The Party That Went On Too Long
A True Story for the Anniversary of Richard Nixon’s Resignation
Seat belts were only for airplanes when I was nine, in 1951. So one day I leaned forward over the back of the front seat, to ask a question of my mother, who was driving.
The radio was on, and a news report had just finished. The announcer had said something about the Communist Party.
This party had been mentioned before, in other news reports I had begun, just barely, to notice. We had no TV yet, so it was all scattered words without pictures, which gave rise to my question:
“Mommy,” I said, “how can a party go on so long?

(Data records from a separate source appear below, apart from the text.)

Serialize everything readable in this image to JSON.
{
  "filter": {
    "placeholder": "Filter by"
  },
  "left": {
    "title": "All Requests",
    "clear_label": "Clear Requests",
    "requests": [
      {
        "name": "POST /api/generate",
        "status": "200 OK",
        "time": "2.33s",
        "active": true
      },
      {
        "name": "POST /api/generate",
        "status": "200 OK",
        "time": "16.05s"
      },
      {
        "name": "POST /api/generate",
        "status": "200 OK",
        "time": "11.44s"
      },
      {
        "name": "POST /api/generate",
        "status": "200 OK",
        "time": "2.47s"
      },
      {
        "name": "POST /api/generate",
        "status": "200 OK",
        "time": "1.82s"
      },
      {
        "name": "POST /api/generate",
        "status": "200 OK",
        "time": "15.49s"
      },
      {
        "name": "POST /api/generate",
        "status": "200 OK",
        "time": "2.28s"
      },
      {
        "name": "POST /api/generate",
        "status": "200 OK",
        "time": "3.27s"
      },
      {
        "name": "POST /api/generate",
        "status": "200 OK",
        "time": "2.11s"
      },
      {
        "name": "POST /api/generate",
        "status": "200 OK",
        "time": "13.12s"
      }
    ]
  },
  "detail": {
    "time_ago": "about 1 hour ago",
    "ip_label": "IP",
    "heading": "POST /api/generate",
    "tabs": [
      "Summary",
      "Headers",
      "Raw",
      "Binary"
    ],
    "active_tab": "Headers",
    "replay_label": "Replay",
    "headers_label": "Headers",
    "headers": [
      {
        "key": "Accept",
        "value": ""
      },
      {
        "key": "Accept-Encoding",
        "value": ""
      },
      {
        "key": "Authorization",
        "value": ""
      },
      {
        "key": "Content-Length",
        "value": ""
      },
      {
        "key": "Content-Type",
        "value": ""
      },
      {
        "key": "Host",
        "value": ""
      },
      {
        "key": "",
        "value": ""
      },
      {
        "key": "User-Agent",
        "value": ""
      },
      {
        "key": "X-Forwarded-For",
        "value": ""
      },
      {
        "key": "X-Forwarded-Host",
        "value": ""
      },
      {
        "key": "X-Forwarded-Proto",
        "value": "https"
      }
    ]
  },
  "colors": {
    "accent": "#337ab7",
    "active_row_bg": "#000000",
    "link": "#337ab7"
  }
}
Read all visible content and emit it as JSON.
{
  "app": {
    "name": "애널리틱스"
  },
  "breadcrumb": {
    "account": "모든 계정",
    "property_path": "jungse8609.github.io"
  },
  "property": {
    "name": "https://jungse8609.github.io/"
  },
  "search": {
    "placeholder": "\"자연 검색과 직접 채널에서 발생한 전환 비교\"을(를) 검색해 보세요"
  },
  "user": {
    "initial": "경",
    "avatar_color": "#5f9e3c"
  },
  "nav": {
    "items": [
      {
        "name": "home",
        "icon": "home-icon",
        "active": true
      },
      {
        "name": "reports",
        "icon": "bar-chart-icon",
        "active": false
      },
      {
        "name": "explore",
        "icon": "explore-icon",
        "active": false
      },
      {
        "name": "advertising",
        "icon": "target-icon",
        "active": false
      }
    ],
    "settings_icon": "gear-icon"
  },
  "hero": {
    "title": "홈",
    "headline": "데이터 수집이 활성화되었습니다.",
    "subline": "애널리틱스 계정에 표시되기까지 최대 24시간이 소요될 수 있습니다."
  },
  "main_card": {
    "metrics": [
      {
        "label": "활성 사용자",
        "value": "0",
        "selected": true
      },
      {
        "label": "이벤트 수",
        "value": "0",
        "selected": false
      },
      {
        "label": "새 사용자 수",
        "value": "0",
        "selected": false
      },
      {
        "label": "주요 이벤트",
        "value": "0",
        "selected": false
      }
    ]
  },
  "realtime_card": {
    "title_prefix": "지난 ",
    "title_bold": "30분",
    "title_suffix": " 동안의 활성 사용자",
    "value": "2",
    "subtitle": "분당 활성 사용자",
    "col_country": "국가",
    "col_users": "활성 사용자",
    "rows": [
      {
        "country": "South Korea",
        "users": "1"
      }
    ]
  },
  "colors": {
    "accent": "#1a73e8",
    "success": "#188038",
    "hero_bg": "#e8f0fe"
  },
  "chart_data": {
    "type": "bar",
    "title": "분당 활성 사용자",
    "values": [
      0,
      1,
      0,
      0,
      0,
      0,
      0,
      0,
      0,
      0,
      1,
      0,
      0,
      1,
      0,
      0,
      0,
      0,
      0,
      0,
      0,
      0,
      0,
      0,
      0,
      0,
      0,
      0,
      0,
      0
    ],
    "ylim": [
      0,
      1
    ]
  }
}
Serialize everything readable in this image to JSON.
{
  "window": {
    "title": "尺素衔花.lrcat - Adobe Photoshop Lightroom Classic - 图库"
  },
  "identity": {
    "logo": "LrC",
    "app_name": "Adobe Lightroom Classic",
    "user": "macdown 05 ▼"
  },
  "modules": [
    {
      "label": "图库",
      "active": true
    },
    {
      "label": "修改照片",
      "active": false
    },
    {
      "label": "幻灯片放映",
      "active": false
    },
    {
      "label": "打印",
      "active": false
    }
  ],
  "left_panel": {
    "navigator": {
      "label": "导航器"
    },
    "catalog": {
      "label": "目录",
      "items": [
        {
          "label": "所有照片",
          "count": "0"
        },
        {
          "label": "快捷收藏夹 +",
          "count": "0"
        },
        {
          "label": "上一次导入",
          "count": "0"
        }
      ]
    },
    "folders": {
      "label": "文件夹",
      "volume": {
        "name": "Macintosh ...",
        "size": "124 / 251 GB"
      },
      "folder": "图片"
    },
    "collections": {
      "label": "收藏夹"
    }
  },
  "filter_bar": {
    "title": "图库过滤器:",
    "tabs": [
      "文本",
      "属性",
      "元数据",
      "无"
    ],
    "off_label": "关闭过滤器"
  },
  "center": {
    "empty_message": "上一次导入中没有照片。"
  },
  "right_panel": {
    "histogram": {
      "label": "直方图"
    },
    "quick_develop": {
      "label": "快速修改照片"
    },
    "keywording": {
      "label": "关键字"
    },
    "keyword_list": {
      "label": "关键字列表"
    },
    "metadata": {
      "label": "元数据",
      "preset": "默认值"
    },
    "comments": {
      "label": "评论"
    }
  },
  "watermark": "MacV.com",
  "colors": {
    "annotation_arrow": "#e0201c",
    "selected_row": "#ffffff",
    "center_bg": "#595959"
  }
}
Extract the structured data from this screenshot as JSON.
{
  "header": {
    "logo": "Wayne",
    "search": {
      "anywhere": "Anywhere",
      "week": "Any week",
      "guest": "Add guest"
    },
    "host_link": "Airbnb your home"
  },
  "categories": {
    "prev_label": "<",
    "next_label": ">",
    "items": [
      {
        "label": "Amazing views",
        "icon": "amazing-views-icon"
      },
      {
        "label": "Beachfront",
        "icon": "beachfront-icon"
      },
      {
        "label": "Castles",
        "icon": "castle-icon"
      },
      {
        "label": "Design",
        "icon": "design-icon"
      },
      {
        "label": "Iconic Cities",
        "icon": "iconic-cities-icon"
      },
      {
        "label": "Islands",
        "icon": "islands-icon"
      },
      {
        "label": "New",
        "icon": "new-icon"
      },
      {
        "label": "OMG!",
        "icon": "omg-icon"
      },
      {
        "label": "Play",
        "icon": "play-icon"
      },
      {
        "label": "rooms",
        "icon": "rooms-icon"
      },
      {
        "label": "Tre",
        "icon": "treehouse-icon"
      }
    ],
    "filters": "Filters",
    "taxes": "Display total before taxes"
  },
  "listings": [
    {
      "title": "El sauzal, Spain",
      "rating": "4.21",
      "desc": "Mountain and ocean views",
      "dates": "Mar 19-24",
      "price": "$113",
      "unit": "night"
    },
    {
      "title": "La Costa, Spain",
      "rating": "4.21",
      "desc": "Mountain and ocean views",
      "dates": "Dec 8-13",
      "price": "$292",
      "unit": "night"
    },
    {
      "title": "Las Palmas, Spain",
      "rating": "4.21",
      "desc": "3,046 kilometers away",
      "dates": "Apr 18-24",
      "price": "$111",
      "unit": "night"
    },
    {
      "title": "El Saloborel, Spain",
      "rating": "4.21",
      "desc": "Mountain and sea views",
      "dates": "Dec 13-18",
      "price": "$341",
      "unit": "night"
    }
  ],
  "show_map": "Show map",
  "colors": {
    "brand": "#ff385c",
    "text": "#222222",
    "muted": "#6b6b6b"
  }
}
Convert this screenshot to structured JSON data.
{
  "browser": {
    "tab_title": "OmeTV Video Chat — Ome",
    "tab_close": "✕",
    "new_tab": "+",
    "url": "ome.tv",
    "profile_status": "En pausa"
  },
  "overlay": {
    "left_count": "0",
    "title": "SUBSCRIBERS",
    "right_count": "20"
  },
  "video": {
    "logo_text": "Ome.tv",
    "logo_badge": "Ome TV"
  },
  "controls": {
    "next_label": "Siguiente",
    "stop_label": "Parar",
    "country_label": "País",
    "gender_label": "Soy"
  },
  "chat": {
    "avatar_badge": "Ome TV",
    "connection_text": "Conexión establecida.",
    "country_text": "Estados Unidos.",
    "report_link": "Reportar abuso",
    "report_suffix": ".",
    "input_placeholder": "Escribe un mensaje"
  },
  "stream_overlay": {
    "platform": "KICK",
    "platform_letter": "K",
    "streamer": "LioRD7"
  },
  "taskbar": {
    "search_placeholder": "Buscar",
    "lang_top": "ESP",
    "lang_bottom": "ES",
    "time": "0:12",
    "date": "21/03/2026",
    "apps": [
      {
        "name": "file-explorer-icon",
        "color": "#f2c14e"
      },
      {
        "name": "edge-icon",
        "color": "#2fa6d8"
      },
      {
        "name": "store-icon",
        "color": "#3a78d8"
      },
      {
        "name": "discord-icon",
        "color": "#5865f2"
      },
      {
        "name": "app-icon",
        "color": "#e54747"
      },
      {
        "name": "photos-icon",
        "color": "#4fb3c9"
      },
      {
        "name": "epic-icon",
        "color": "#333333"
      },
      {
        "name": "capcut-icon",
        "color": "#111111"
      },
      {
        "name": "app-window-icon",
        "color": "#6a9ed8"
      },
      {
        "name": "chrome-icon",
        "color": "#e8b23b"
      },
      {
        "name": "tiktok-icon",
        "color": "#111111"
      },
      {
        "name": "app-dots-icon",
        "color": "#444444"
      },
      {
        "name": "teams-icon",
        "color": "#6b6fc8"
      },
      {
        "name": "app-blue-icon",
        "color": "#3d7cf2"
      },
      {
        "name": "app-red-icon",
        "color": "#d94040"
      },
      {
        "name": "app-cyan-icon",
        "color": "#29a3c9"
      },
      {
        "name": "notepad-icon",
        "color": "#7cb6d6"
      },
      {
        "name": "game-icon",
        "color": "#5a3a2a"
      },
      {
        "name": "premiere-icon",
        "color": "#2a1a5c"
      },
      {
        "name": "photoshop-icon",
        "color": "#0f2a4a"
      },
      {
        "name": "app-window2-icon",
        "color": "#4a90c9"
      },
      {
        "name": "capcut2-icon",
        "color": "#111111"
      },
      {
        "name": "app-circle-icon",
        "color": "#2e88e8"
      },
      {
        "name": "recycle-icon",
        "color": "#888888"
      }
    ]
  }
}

It seemed a reasonable question. Parties for me mainly related to birthdays; and in our neighborhood these lasted an hour, maybe two.
I don’t recall my mother’s answer, and it was a few years before I learned more about what the Communist Party was, how indeed it went on so long, and why it was on the news.
Much of my initial “information” came from watching a TV show, “I Led Three Lives,” after we got a TV in mid-1952. The show started the next year and ran for more than a hundred episodes. It was inspired by the true-life career of Herbert Philbrick of Boston.
For years, Philbrick was a seemingly ordinary white collar office worker. But he was also a secret member of the Communist Party, spying and planning to overthrow the American government — and even more secretly, a double agent helping the FBI foil the Communist schemes. In 1952, he published a best-selling book about all this; and Hollywood jumped on the story line.
(In an episode I sadly missed, one such –fictional– plot was about how the party was going to turn vacuum cleaners into handheld missile launchers. Sound, um, far-fetched? But J. Edgar Hoover approved that episode, as he did all of them, so it must have been thrilling.)
Now I know much better how, in the late 1940s and into the 1960s, “the Communists” were a very big deal for Americans. The two trials of a former U. S. diplomat named Alger Hiss in 1949 and 1950 marked a major turning point in U.S. public opinion, toward a hard anti-communism, of the sort I grew up absorbing like milk on cornflakes. Hiss was accused of spying for the Communist government of Russia, and finally convicted of perjury. The trials also launched the career of the most famous public Quaker of that century, Richard Nixon.
And for decades, until after the collapse of the Soviet Union and the opening of some of its spy files, debates raged about Alger Hiss: was he really a spy, or not? Echoes of the argument can still be heard, though they are fading with the passing of his generation and its children.
But what’s all this got to do with Quakers?
Plenty, it turns out. It was not until the 1980s when I began to uncover how big a Quaker deal the Hiss case was, and how it reached even some Quakers, including some of the most famous Friends of the past century.
And as time has passed, the Quaker story deepens, and there are twists in it that are well worth following and pondering, even now.
One who has followed and pondered this story, and the twists, with an historian’s sharp eye and research tenacity is H. Larry Ingle.
Ingle is the author of the standard history of the Hicksite-Orthodox Schism, and the standard biography of George Fox. Ingle put his revealing studies of the Hiss case and Friends into an essay for the latest Quaker Theology, Issue #29.
And it begins, with the man –a Quaker — who accused Alger Hiss: This was a Quaker who in truth led at least three lives: Whittaker Chambers.
In Chambers’s autobiography, Witness, there are many memorable passages. Here’s one:
There is one experience which most sincere ex-Communists share, whether or not they go only part way to the end of the question it poses. The daughter of a former German diplomat in Moscow was trying to explain to me why her father, who, as an enlightened modern man, had been extremely pro-Communist, had become an implacable anti-Communist.
It was hard for her because, as an enlightened modern girl, she shared the Communist vision without being a Communist. But she loved her father and the irrationality of his defection embarrassed her. ‘He was immensely pro-Soviet,’ she said,’ and then — you will laugh at me — but you must not laugh at my father — and then — one night — in Moscow — he heard screams. That’s all. Simply one night he heard screams.’
A child of Reason and the 20th century, she knew that there is a logic of the mind. She did not know that the soul has a logic that may be more compelling than the mind’s. She did not know at all that she had swept away the logic of the mind, the logic of history, the logic of politics, the myth of the 20th century, with five annihilating words: one night he heard screams.
Unfortunately, some of us from a later American generation, who were never Communists, have heard those screams, or ones like them, but now from hidden places in our own polity, which we had been conditioned to believe was truly and unassailably righteous. And we have had to grapple with our own crisis, and the ensuing calls to witness of our own.
These echoes may make Chambers familiar and even appealing to some of us who have followed different political/spiritual paths. As Chambers also wrote: “Anybody looking for a quiet life has picked the wrong century to be born in.” He was speaking of the last one; it applies to this one too.